I've lost something very important and was wondering if there is a spell that could help. I figure I can learn a bit about spells in the process.

----------


## Astral Eye

try dowsing, you could do it the traditional way with a Y shaped stick or the more modern way with two sticks that bend at right angles, or even use a pendulum

hope this helped

----------


## ShadowCrest

I never even thought of dousing... I have a set of metal ones, do you think that would work too?

----------


## Astral Eye

Yup. You may have to try a couple of times but you'll find it.

Oh and by the way, you could create a servitor to find it.

----------


## Giraffe

There are a couple of things that I do when I have lost things around the house, it may sound daft but it works.

I command the lost items to show themselves, and then I find the item within five minuits. I think it works on a sub-concious level where you are sub-conciously driven to the last place you put the item.

Another thing I try is looking for something completely different and then the item turns up.
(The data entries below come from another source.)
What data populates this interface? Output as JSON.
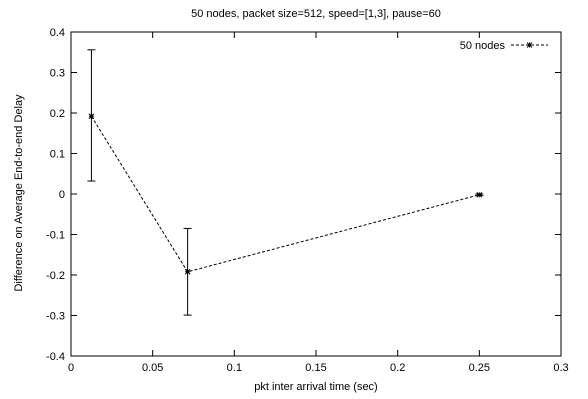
{
  "chart_data": {
    "type": "line",
    "title": "50 nodes, packet size=512, speed=[1,3], pause=60",
    "xlabel": "pkt inter arrival time (sec)",
    "ylabel": "Difference on Average End-to-end Delay",
    "xlim": [
      0,
      0.3
    ],
    "ylim": [
      -0.4,
      0.4
    ],
    "xticks": [
      0,
      0.05,
      0.1,
      0.15,
      0.2,
      0.25,
      0.3
    ],
    "yticks": [
      -0.4,
      -0.3,
      -0.2,
      -0.1,
      0,
      0.1,
      0.2,
      0.3,
      0.4
    ],
    "xtick_labels": [
      "0",
      "0.05",
      "0.1",
      "0.15",
      "0.2",
      "0.25",
      "0.3"
    ],
    "ytick_labels": [
      "-0.4",
      "-0.3",
      "-0.2",
      "-0.1",
      "0",
      "0.1",
      "0.2",
      "0.3",
      "0.4"
    ],
    "grid": false,
    "legend_position": "top-right",
    "series": [
      {
        "name": "50 nodes",
        "line_style": "dashed",
        "marker": "star",
        "color": "#000000",
        "points": [
          {
            "x": 0.0125,
            "y": 0.192,
            "err_low": 0.032,
            "err_high": 0.356
          },
          {
            "x": 0.0714,
            "y": -0.192,
            "err_low": -0.299,
            "err_high": -0.085
          },
          {
            "x": 0.25,
            "y": -0.002,
            "err_low": -0.004,
            "err_high": 0.0
          }
        ]
      }
    ]
  }
}
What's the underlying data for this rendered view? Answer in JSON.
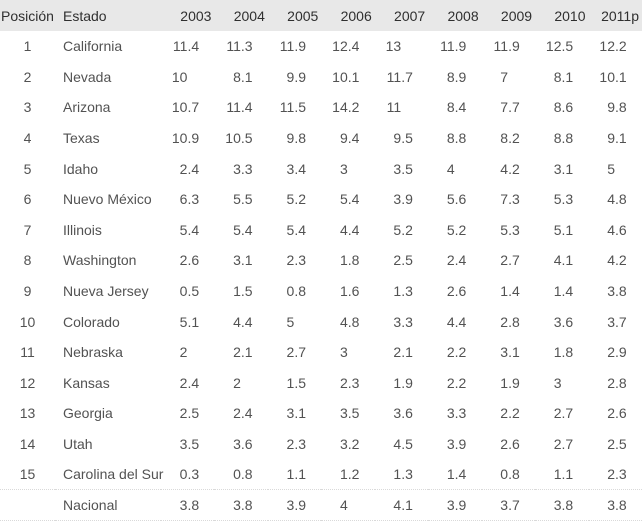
{
  "chart_data": {
    "type": "table",
    "columns": [
      "Posición",
      "Estado",
      "2003",
      "2004",
      "2005",
      "2006",
      "2007",
      "2008",
      "2009",
      "2010",
      "2011p"
    ],
    "rows": [
      {
        "position": "1",
        "state": "California",
        "values": [
          "11.4",
          "11.3",
          "11.9",
          "12.4",
          "13",
          "11.9",
          "11.9",
          "12.5",
          "12.2"
        ]
      },
      {
        "position": "2",
        "state": "Nevada",
        "values": [
          "10",
          "8.1",
          "9.9",
          "10.1",
          "11.7",
          "8.9",
          "7",
          "8.1",
          "10.1"
        ]
      },
      {
        "position": "3",
        "state": "Arizona",
        "values": [
          "10.7",
          "11.4",
          "11.5",
          "14.2",
          "11",
          "8.4",
          "7.7",
          "8.6",
          "9.8"
        ]
      },
      {
        "position": "4",
        "state": "Texas",
        "values": [
          "10.9",
          "10.5",
          "9.8",
          "9.4",
          "9.5",
          "8.8",
          "8.2",
          "8.8",
          "9.1"
        ]
      },
      {
        "position": "5",
        "state": "Idaho",
        "values": [
          "2.4",
          "3.3",
          "3.4",
          "3",
          "3.5",
          "4",
          "4.2",
          "3.1",
          "5"
        ]
      },
      {
        "position": "6",
        "state": "Nuevo México",
        "values": [
          "6.3",
          "5.5",
          "5.2",
          "5.4",
          "3.9",
          "5.6",
          "7.3",
          "5.3",
          "4.8"
        ]
      },
      {
        "position": "7",
        "state": "Illinois",
        "values": [
          "5.4",
          "5.4",
          "5.4",
          "4.4",
          "5.2",
          "5.2",
          "5.3",
          "5.1",
          "4.6"
        ]
      },
      {
        "position": "8",
        "state": "Washington",
        "values": [
          "2.6",
          "3.1",
          "2.3",
          "1.8",
          "2.5",
          "2.4",
          "2.7",
          "4.1",
          "4.2"
        ]
      },
      {
        "position": "9",
        "state": "Nueva Jersey",
        "values": [
          "0.5",
          "1.5",
          "0.8",
          "1.6",
          "1.3",
          "2.6",
          "1.4",
          "1.4",
          "3.8"
        ]
      },
      {
        "position": "10",
        "state": "Colorado",
        "values": [
          "5.1",
          "4.4",
          "5",
          "4.8",
          "3.3",
          "4.4",
          "2.8",
          "3.6",
          "3.7"
        ]
      },
      {
        "position": "11",
        "state": "Nebraska",
        "values": [
          "2",
          "2.1",
          "2.7",
          "3",
          "2.1",
          "2.2",
          "3.1",
          "1.8",
          "2.9"
        ]
      },
      {
        "position": "12",
        "state": "Kansas",
        "values": [
          "2.4",
          "2",
          "1.5",
          "2.3",
          "1.9",
          "2.2",
          "1.9",
          "3",
          "2.8"
        ]
      },
      {
        "position": "13",
        "state": "Georgia",
        "values": [
          "2.5",
          "2.4",
          "3.1",
          "3.5",
          "3.6",
          "3.3",
          "2.2",
          "2.7",
          "2.6"
        ]
      },
      {
        "position": "14",
        "state": "Utah",
        "values": [
          "3.5",
          "3.6",
          "2.3",
          "3.2",
          "4.5",
          "3.9",
          "2.6",
          "2.7",
          "2.5"
        ]
      },
      {
        "position": "15",
        "state": "Carolina del Sur",
        "values": [
          "0.3",
          "0.8",
          "1.1",
          "1.2",
          "1.3",
          "1.4",
          "0.8",
          "1.1",
          "2.3"
        ]
      },
      {
        "position": "",
        "state": "Nacional",
        "values": [
          "3.8",
          "3.8",
          "3.9",
          "4",
          "4.1",
          "3.9",
          "3.7",
          "3.8",
          "3.8"
        ]
      }
    ]
  },
  "colors": {
    "header_bg": "#e8e8e8",
    "header_text": "#2f2f2f",
    "body_text": "#525252",
    "separator": "#d9d9d9"
  }
}
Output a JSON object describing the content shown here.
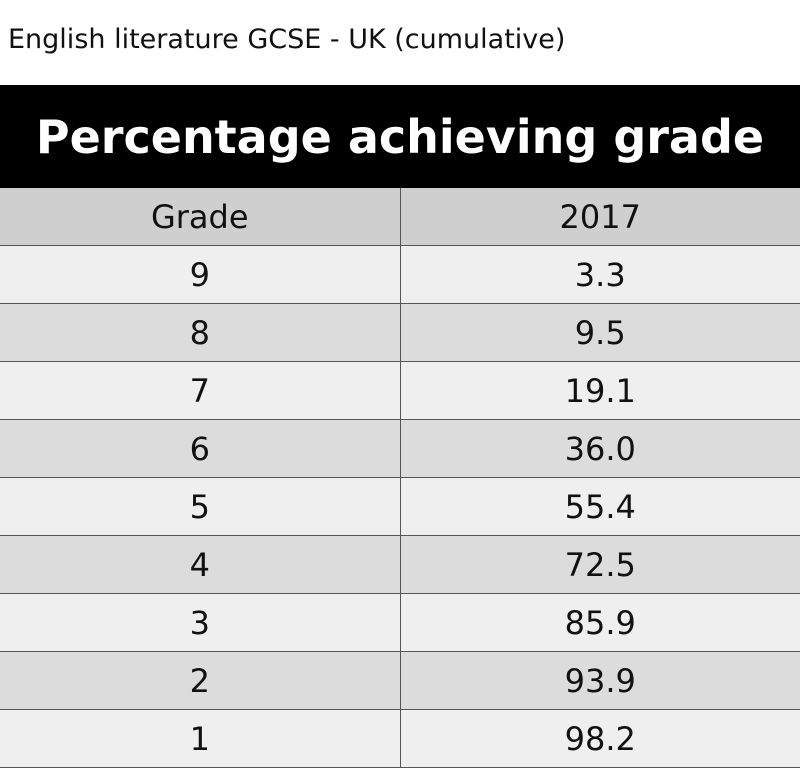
{
  "title": "English literature GCSE - UK (cumulative)",
  "table": {
    "caption": "Percentage achieving grade",
    "header": [
      "Grade",
      "2017"
    ],
    "rows": [
      [
        "9",
        "3.3"
      ],
      [
        "8",
        "9.5"
      ],
      [
        "7",
        "19.1"
      ],
      [
        "6",
        "36.0"
      ],
      [
        "5",
        "55.4"
      ],
      [
        "4",
        "72.5"
      ],
      [
        "3",
        "85.9"
      ],
      [
        "2",
        "93.9"
      ],
      [
        "1",
        "98.2"
      ]
    ]
  }
}
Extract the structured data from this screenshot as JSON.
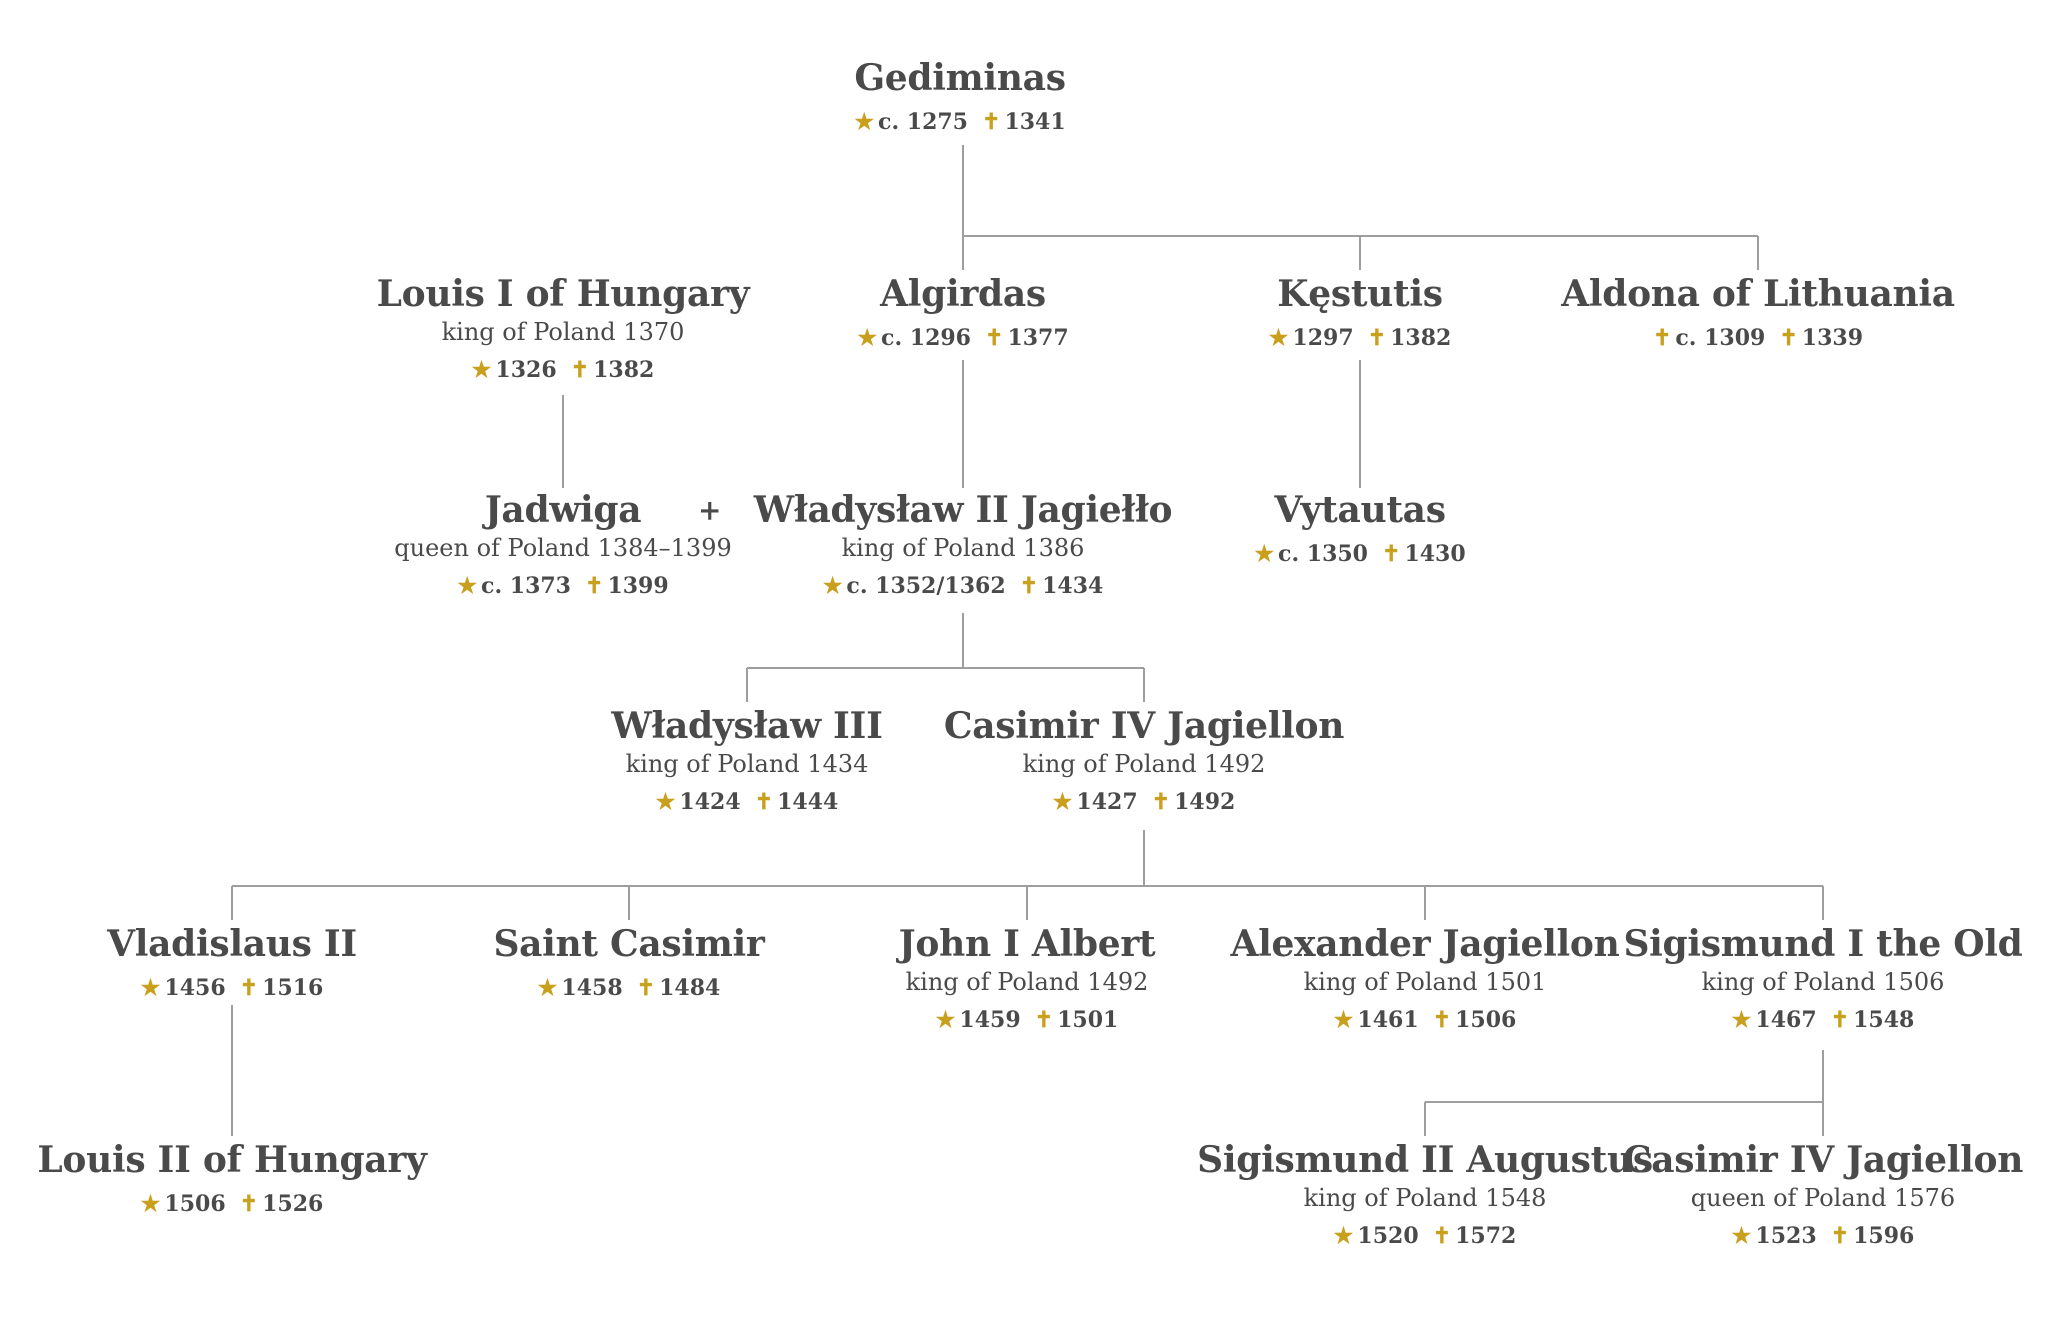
{
  "colors": {
    "text": "#4a4a4a",
    "accent": "#c9a01e",
    "line": "#9e9e9e"
  },
  "symbols": {
    "birth": "★",
    "death": "✝"
  },
  "people": {
    "gediminas": {
      "name": "Gediminas",
      "birth": "c. 1275",
      "death": "1341"
    },
    "louis1": {
      "name": "Louis I of Hungary",
      "title": "king of Poland 1370",
      "birth": "1326",
      "death": "1382"
    },
    "algirdas": {
      "name": "Algirdas",
      "birth": "c. 1296",
      "death": "1377"
    },
    "kestutis": {
      "name": "Kęstutis",
      "birth": "1297",
      "death": "1382"
    },
    "aldona": {
      "name": "Aldona of Lithuania",
      "death_first": "c. 1309",
      "death": "1339"
    },
    "jadwiga": {
      "name": "Jadwiga",
      "title": "queen of Poland 1384–1399",
      "birth": "c. 1373",
      "death": "1399"
    },
    "wladyslaw2": {
      "name": "Władysław II Jagiełło",
      "title": "king of Poland 1386",
      "birth": "c. 1352/1362",
      "death": "1434"
    },
    "vytautas": {
      "name": "Vytautas",
      "birth": "c. 1350",
      "death": "1430"
    },
    "wladyslaw3": {
      "name": "Władysław III",
      "title": "king of Poland 1434",
      "birth": "1424",
      "death": "1444"
    },
    "casimir4": {
      "name": "Casimir IV Jagiellon",
      "title": "king of Poland 1492",
      "birth": "1427",
      "death": "1492"
    },
    "vladislaus2": {
      "name": "Vladislaus II",
      "birth": "1456",
      "death": "1516"
    },
    "saintcasimir": {
      "name": "Saint Casimir",
      "birth": "1458",
      "death": "1484"
    },
    "johnalbert": {
      "name": "John I Albert",
      "title": "king of Poland 1492",
      "birth": "1459",
      "death": "1501"
    },
    "alexander": {
      "name": "Alexander Jagiellon",
      "title": "king of Poland 1501",
      "birth": "1461",
      "death": "1506"
    },
    "sigismund1": {
      "name": "Sigismund I the Old",
      "title": "king of Poland 1506",
      "birth": "1467",
      "death": "1548"
    },
    "louis2": {
      "name": "Louis II of Hungary",
      "birth": "1506",
      "death": "1526"
    },
    "sigismund2": {
      "name": "Sigismund II Augustus",
      "title": "king of Poland 1548",
      "birth": "1520",
      "death": "1572"
    },
    "casimir4b": {
      "name": "Casimir IV Jagiellon",
      "title": "queen of Poland 1576",
      "birth": "1523",
      "death": "1596"
    }
  },
  "spouse_marker": "+"
}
This is making full utility of Murphey's Law. That law definately exists.

That's just for house/office stuff though.

----------


## Morrigan

Hold a taper in your hands and charge it with its mission. Place it on a flat surface. Determine the cardinal points. Burn the candle. The drippest side of the candle, the one with the waxen waterfall, indicates where your search should begin, although not necessarily where the artical will be found. If a direction can not be determined, this indicates the direction is as yet unclear.

----------


## Broomhilda

First thing process of elimination look if it was something that might have been misplaced by you or someone in the home.
Or if any friends was over who might have took it. Retrace your steppes meditate and ask for it. 
Also concider when you do get it back,hexing things your worried about loosing.
Everything in my home has a return to me hex on it.

----------


## chickenrice

Just a suggestion, I know of a spell that comes from brazil, its to find lost things. I tried and it worked for me. You get a scarf and make a knot in it, while you are making the knot you imagine you're making a knot on the tail of a monkey. Then you say out loud: 

I will not untie your tail until i find my (lost thing)

Btw, this rhymes in brazilian. But i guess it also works in english  :Smile:

----------


## antoniocalado

yes it rhymes but its not brazilian....its portuguese.

----------


## Seyk

I use a different method to find lost objects,tho for that one u really need to know the area where u lost it. I stretch both of my hands as far as they can reach and keep my fingers spread.Then u use my energy to kinda "smell" or find the energy of the lost object.When it does, the finger in which direction the objection is,kinda burns and tingles from energy and I move there.When I get really close,the burn and tingle gets stronger.I have found countless of things I lost this way, hope it can help you also.

----------